L’État redoublera dès lors de violence à l’égard des pourfendeurs de l’illusion démocratique, tout en continuant à alimenter le spectacle. « J’assume parfaitement de mentir pour protéger le président », nous disait Sibeth Ndiaye, directrice du service de presse à L’express (Juillet 2017). L’arrestation de Julian Assange(12) marque de ce fait dans cette période historique la volonté de museler la vérité en faisant des victimes qui serviront d’exemple. Notre longue interview de ce dossier avec Andrea, gilet jaune belge, met en évidence en Belgique cette même volonté, ici en étouffant dans l’oeuf la contestation et la réprimant avant qu’elle ait même lieu, par une arrestation préventive sur base de propos tenus sur Facebook. Le second article, celui de Jean-Claude Paye, montre à son tour la place de la police dans la contre-insurrection étatique, poussant également la réflexion sur ce que l’auteur considère comme une disparition de la dimension de classe, avec une autre couche prolétaire, au rapport de force, selon l’auteur, beaucoup plus faible.

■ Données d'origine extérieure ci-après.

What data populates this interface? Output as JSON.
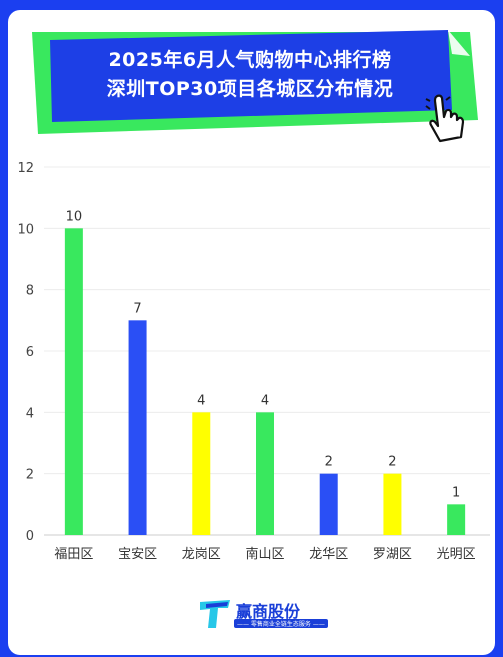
{
  "banner": {
    "line1": "2025年6月人气购物中心排行榜",
    "line2": "深圳TOP30项目各城区分布情况"
  },
  "logo": {
    "name": "赢商股份",
    "slogan": "—— 零售商业全链生态服务 ——"
  },
  "colors": {
    "background": "#1b3ff0",
    "green": "#39e85e",
    "blue": "#2a4ff5",
    "yellow": "#ffff00",
    "banner_green": "#39e85e",
    "banner_blue": "#1d3fe6"
  },
  "chart_data": {
    "type": "bar",
    "categories": [
      "福田区",
      "宝安区",
      "龙岗区",
      "南山区",
      "龙华区",
      "罗湖区",
      "光明区"
    ],
    "values": [
      10,
      7,
      4,
      4,
      2,
      2,
      1
    ],
    "bar_colors": [
      "#39e85e",
      "#2a4ff5",
      "#ffff00",
      "#39e85e",
      "#2a4ff5",
      "#ffff00",
      "#39e85e"
    ],
    "yticks": [
      0,
      2,
      4,
      6,
      8,
      10,
      12
    ],
    "ylim": [
      0,
      12
    ],
    "grid": true,
    "legend": "none",
    "data_labels": true
  }
}
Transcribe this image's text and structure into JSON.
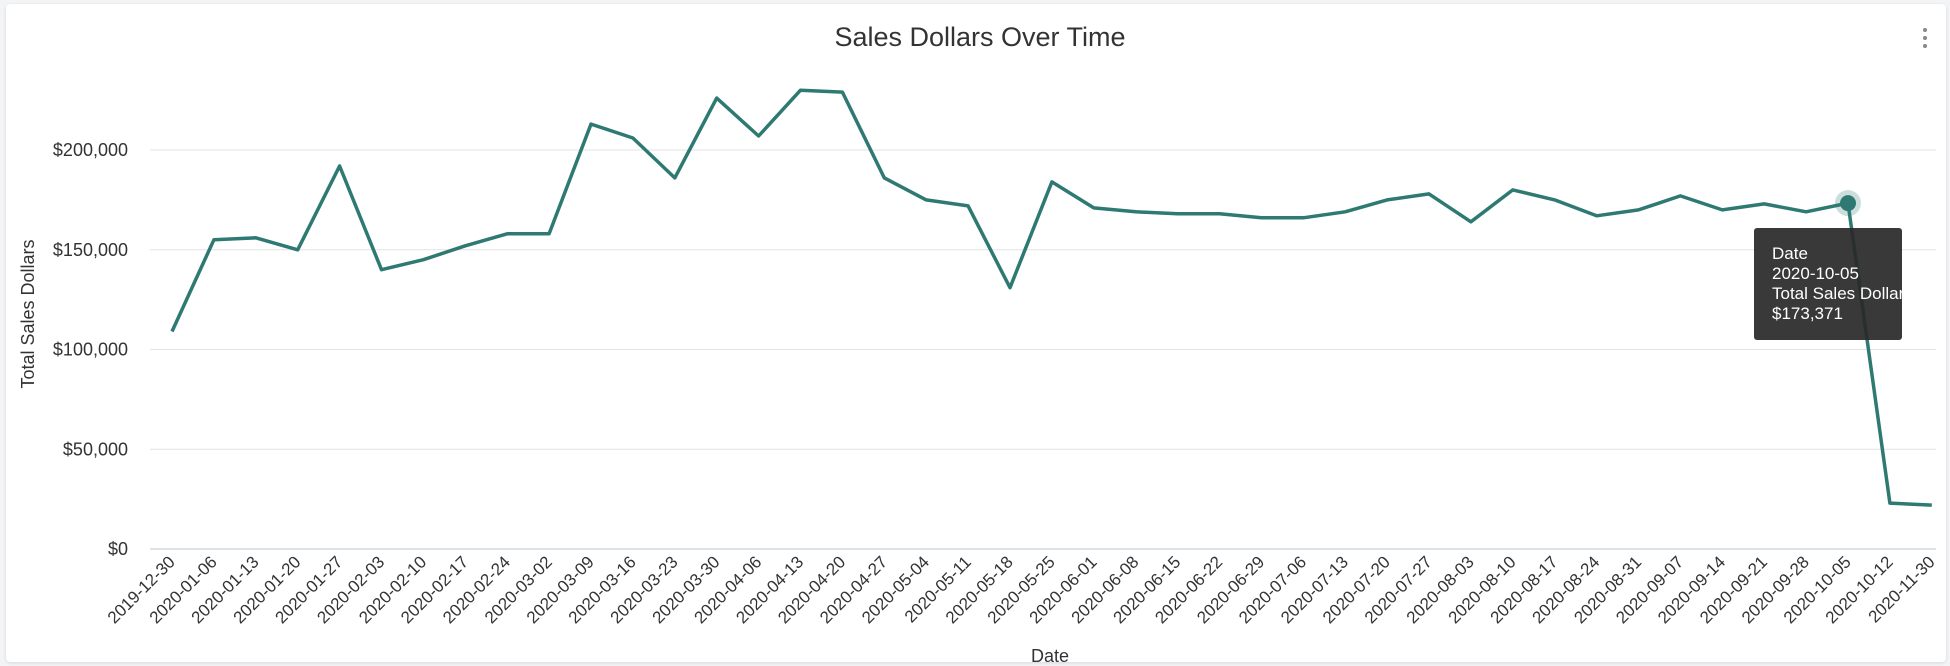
{
  "chart_data": {
    "type": "line",
    "title": "Sales Dollars Over Time",
    "xlabel": "Date",
    "ylabel": "Total Sales Dollars",
    "ylim": [
      0,
      200000
    ],
    "yticks": [
      "$0",
      "$50,000",
      "$100,000",
      "$150,000",
      "$200,000"
    ],
    "ytick_values": [
      0,
      50000,
      100000,
      150000,
      200000
    ],
    "grid": true,
    "line_color": "#2e7a72",
    "categories": [
      "2019-12-30",
      "2020-01-06",
      "2020-01-13",
      "2020-01-20",
      "2020-01-27",
      "2020-02-03",
      "2020-02-10",
      "2020-02-17",
      "2020-02-24",
      "2020-03-02",
      "2020-03-09",
      "2020-03-16",
      "2020-03-23",
      "2020-03-30",
      "2020-04-06",
      "2020-04-13",
      "2020-04-20",
      "2020-04-27",
      "2020-05-04",
      "2020-05-11",
      "2020-05-18",
      "2020-05-25",
      "2020-06-01",
      "2020-06-08",
      "2020-06-15",
      "2020-06-22",
      "2020-06-29",
      "2020-07-06",
      "2020-07-13",
      "2020-07-20",
      "2020-07-27",
      "2020-08-03",
      "2020-08-10",
      "2020-08-17",
      "2020-08-24",
      "2020-08-31",
      "2020-09-07",
      "2020-09-14",
      "2020-09-21",
      "2020-09-28",
      "2020-10-05",
      "2020-10-12",
      "2020-11-30"
    ],
    "series": [
      {
        "values": [
          109000,
          155000,
          156000,
          150000,
          192000,
          140000,
          145000,
          152000,
          158000,
          158000,
          213000,
          206000,
          186000,
          226000,
          207000,
          230000,
          229000,
          186000,
          175000,
          172000,
          131000,
          184000,
          171000,
          169000,
          168000,
          168000,
          166000,
          166000,
          169000,
          175000,
          178000,
          164000,
          180000,
          175000,
          167000,
          170000,
          177000,
          170000,
          173000,
          169000,
          173371,
          23000,
          22000
        ]
      }
    ],
    "tooltip": {
      "x_label": "Date",
      "x_value": "2020-10-05",
      "y_label": "Total Sales Dollars",
      "y_value": "$173,371",
      "index": 40
    }
  }
}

Il est à souhaiter qu’à un moment, une fraction de la classe moyenne choisisse son camp, décidant de ne plus tomber dans ce mépris de classe ignoble qui ne sert qu’à occulter l’inégalité profonde de ce monde et éviter que ceux qui en sont le plus victimes ne se réveillent.

Alexandre Penasse

Notes et références
  1. Christophe Guilluy, La France périphérique, comment on a sacrifié les classes populaires, Flammarion, 2014, respectivement p.10 et p. 130.
  2. Introduction à une conférence donnée par l’éditorialiste en chef du quotidien la Libre Belgique, Francis Van de Woestyne.
  3. Christophe Guilluy, La France périphérique, comment on a sacrifié les classes populaires, Ibid., p. 75–76.
  4. Nous ne développerons pas ce sujet ici, mais comme l’indique Christophe Guilluy, par exemple dans le domaine de la mobilité : « Le discours consensuel sur le «droit à la mobilité» masque une réalité incontournable : si les catégories modestes se déplaçaient autant et aussi loin que les catégories supérieures, ce serait le «week-end du 15 août tous les jours» ! Personne ne le souhaite. Si les «prolos» étaient aussi mobiles que les catégories supérieures, les axes routiers seraient saturés, les grandes villes paralysées, les sites touristiques deviendraient inaccessibles… », Ibid., p.118.
  5. Sauf pour les railler sous les traits du « beauf », dans diverses émissions télévisées.
  6. Christophe Guilluy, La France périphérique, comment on a sacrifié les classes populaires, Ibid., 129.
  7. , p. 89–90. Il est intéressant à ce sujet de voir comme le FN devient, selon la conjoncture, parfois fréquentable, même hautement. Voir à ce sujet Médiacritique(s), avril-juin 2019.
  8. Communiqué de presse : « Pourquoi veulent-ils jeter nos compteurs d’électricité? », 18 avril 2019.
  9. Pour un florilège de cette haine médiatique du gilet jaune, voir « Gilets jaunes : chez les vrais incendiaires », 22 avril 2019, la-bas.org.
  10. Voir « Petit à petit en arriver à justifier qu’on tue les gilets jaunes… démocratiquement, cela va de soi! », http://www.kairospresse.be/article/petit-petit-en-arriver-justifier-quon-tue-les-gilets-jaunes-democratiquement-cela-va-de-soi
  11. Linsey McGoey, cité dans L’art de la fausse générosité. La fondation Bill et Melinda Gates, Lionel Astruc, Actes Sud, 2019.
  12. Comme, à un autre niveau, celle de Gaspard Glanz, le 20 avril lors de l’acte 23 des gilets jaunes.